The theoretical and empirical results establish looped recurrence as an independent dimension for scaling compute in LLMs. Parcae bridges the gap between parameter efficiency and model quality, enabling competitive downstream performance with reduced memory footprint. The scaling laws formalized allow for principled planning of training and inference budgets in deployment scenarios, notably for edge and resource-constrained environments.

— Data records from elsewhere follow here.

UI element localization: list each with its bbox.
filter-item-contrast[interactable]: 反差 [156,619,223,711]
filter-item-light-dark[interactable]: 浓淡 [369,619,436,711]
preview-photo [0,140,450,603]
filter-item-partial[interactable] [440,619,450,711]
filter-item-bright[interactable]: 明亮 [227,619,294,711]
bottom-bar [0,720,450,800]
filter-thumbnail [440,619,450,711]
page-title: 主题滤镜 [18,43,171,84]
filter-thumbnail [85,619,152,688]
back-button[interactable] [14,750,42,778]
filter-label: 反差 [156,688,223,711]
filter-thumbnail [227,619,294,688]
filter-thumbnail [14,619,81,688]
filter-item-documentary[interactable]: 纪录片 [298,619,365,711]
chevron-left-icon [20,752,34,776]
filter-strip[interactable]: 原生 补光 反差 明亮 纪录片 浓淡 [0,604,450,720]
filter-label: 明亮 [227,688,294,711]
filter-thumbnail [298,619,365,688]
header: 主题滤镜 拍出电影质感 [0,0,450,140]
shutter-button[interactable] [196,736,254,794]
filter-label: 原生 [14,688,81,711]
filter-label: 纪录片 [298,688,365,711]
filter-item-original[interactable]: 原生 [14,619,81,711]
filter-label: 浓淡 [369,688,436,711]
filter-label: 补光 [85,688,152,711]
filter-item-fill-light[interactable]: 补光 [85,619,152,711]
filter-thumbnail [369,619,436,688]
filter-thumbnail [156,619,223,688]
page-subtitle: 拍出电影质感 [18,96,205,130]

Future work should explore looped unit placement, hierarchical/parallel architectures, full-rank parameterizations, and the optimal interplay between loop-depth, parameter, and data scaling as models reach higher compute regimes. Further research is warranted into techniques that maintain quality with reduced inference steps, as increasing loop-depth increases test-time latency.

Conclusion

Parcae leverages dynamical systems analysis to stabilize looped architectures and develop robust scaling laws governing both training and inference. With explicit spectral norm constraints and algorithmic refinements, Parcae delivers superior parameter-efficient quality and predictable scaling behavior. The architecture advances practical and theoretical understanding of looped transformer models, providing a foundation for future exploration in efficient compute scaling (2604.12946).